Liu Chang, Liu Bao, Liu Lu, Zhang Er-Long, Sun Bind-da, Xu Gang, Chen Jian, Gao Yu-Qi
Institute of Medicine and Hygienic Equipment for High Altitude Region, College of High Altitude Military Medicine, Army Medical University, Third Military Medical University, Chongqing, China.
Key Laboratory of High Altitude Environmental Medicine, Army Medical University, Third Military Medical University, Ministry of Education, Chongqing, China.
Front Physiol. 2018 Mar 16;9:236. doi: 10.3389/fphys.2018.00236. eCollection 2018.
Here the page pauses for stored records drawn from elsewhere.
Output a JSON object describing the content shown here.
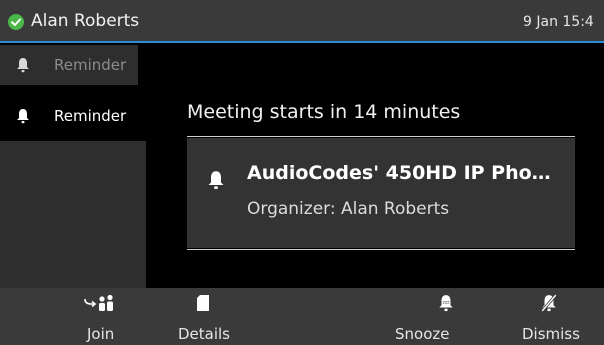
{
  "status_bar": {
    "user_name": "Alan Roberts",
    "datetime": "9 Jan 15:4",
    "presence": "available",
    "accent_color": "#2a8fd8"
  },
  "sidebar": {
    "items": [
      {
        "label": "Reminder",
        "icon": "bell-icon",
        "state": "inactive"
      },
      {
        "label": "Reminder",
        "icon": "bell-icon",
        "state": "active"
      }
    ]
  },
  "reminder": {
    "title": "Meeting starts in 14 minutes",
    "meeting_subject": "AudioCodes' 450HD IP Pho…",
    "organizer": "Organizer: Alan Roberts"
  },
  "softkeys": [
    {
      "label": "Join",
      "icon": "join-meeting-icon"
    },
    {
      "label": "Details",
      "icon": "details-icon"
    },
    {
      "label": "Snooze",
      "icon": "snooze-icon"
    },
    {
      "label": "Dismiss",
      "icon": "dismiss-bell-icon"
    }
  ]
}
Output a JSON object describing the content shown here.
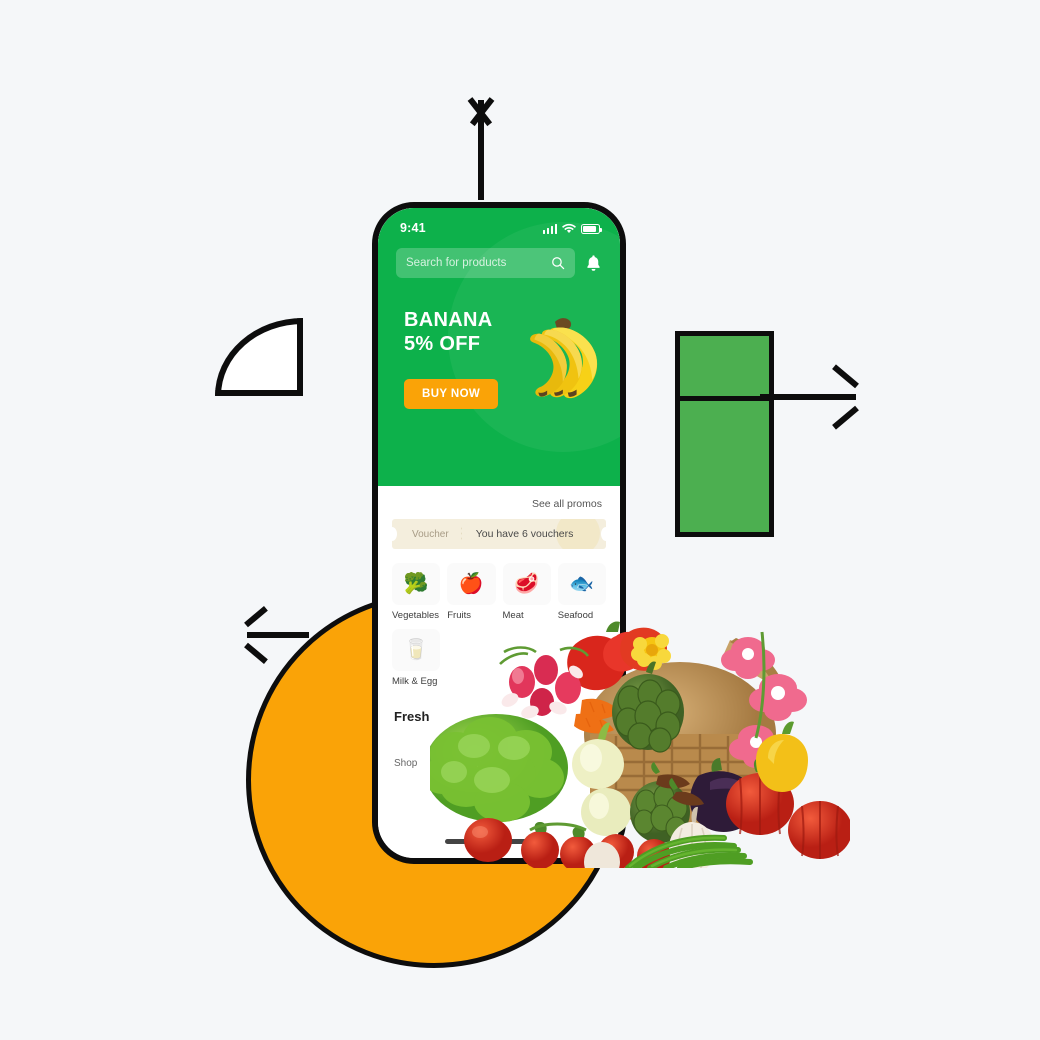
{
  "background_color": "#f5f7f9",
  "palette": {
    "brand_green": "#0DB14B",
    "rect_green": "#4CAF50",
    "accent_orange": "#FAA307",
    "outline_black": "#0d0d0d",
    "voucher_cream": "#f4eedd"
  },
  "shapes": {
    "quarter_circle": {
      "name": "quarter-circle-outline",
      "fill": "#ffffff",
      "stroke": "#0d0d0d"
    },
    "orange_circle": {
      "name": "orange-circle",
      "fill": "#FAA307",
      "stroke": "#0d0d0d"
    },
    "green_rectangle": {
      "name": "green-rectangle",
      "fill": "#4CAF50",
      "stroke": "#0d0d0d",
      "divided": true
    },
    "arrows": [
      {
        "name": "arrow-up",
        "direction": "up"
      },
      {
        "name": "arrow-right",
        "direction": "right"
      },
      {
        "name": "arrow-left",
        "direction": "left"
      }
    ]
  },
  "phone": {
    "status_bar": {
      "time": "9:41",
      "icons": [
        "signal-bars-icon",
        "wifi-icon",
        "battery-icon"
      ]
    },
    "search": {
      "placeholder": "Search for products",
      "value": "",
      "icon": "search-icon"
    },
    "notification": {
      "icon": "bell-icon",
      "label": "Notifications"
    },
    "hero": {
      "title_line1": "BANANA",
      "title_line2": "5% OFF",
      "cta_label": "BUY NOW",
      "image": "banana-bunch-image"
    },
    "promos": {
      "see_all_label": "See all promos"
    },
    "voucher": {
      "label": "Voucher",
      "text": "You have 6 vouchers",
      "count": 6
    },
    "categories": [
      {
        "label": "Vegetables",
        "icon": "broccoli-carrot-icon",
        "glyph": "🥦"
      },
      {
        "label": "Fruits",
        "icon": "apple-pineapple-icon",
        "glyph": "🍎"
      },
      {
        "label": "Meat",
        "icon": "meat-drumstick-icon",
        "glyph": "🥩"
      },
      {
        "label": "Seafood",
        "icon": "fish-icon",
        "glyph": "🐟"
      },
      {
        "label": "Milk & Egg",
        "icon": "milk-bottle-egg-icon",
        "glyph": "🥛"
      }
    ],
    "section": {
      "title": "Fresh",
      "subtitle": "Shop"
    },
    "home_indicator": "home-indicator"
  }
}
The modulation of arachidonic acid (AA) metabolism pathway is identified in metabolic alterations after hypoxia exposure, but its biological function is controversial. We aimed at integrating plasma metabolomic and transcriptomic approaches to systematically explore the roles of the AA metabolism pathway in response to acute hypoxia using an acute mountain sickness (AMS) model. Blood samples were obtained from 53 enrolled subjects before and after exposure to high altitude. Ultra-performance liquid chromatography-quadrupole time-of-flight mass spectrometry and RNA sequencing were separately performed for metabolomic and transcriptomic profiling, respectively. Influential modules comprising essential metabolites and genes were identified by weighted gene co-expression network analysis (WGCNA) after integrating metabolic information with phenotypic and transcriptomic datasets, respectively. Enrolled subjects exhibited diverse response manners to hypoxia. Combined with obviously altered heart rate, oxygen saturation, hemoglobin, and Lake Louise Score (LLS), metabolomic profiling detected that 36 metabolites were highly related to clinical features in hypoxia responses, out of which 27 were upregulated and nine were downregulated, and could be mapped to AA metabolism pathway significantly. Integrated analysis of metabolomic and transcriptomic data revealed that these dominant molecules showed remarkable association with genes in gas transport incapacitation and disorders of hemoglobin metabolism pathways, such as ALAS2, HEMGN. After detailed description of AA metabolism pathway, we found that the molecules of 15-d-PGJ2, PGA2, PGE2, 12-O-3-OH-LTB4, LTD4, LTE4 were significantly up-regulated after hypoxia stimuli, and increased in those with poor response manner to hypoxia particularly. Further analysis in another cohort showed that genes in AA metabolism pathway such as PTGES, PTGS1, GGT1, TBAS1 et al. were excessively elevated in subjects in maladaptation to hypoxia. This is the first study to construct the map of AA metabolism pathway in response to hypoxia and reveal the crosstalk between phenotypic variation under hypoxia and the AA metabolism pathway. These findings may improve our understanding of the advanced pathophysiological mechanisms in acute hypoxic diseases and provide new insights into critical roles of the AA metabolism pathway in the development and prevention of these diseases.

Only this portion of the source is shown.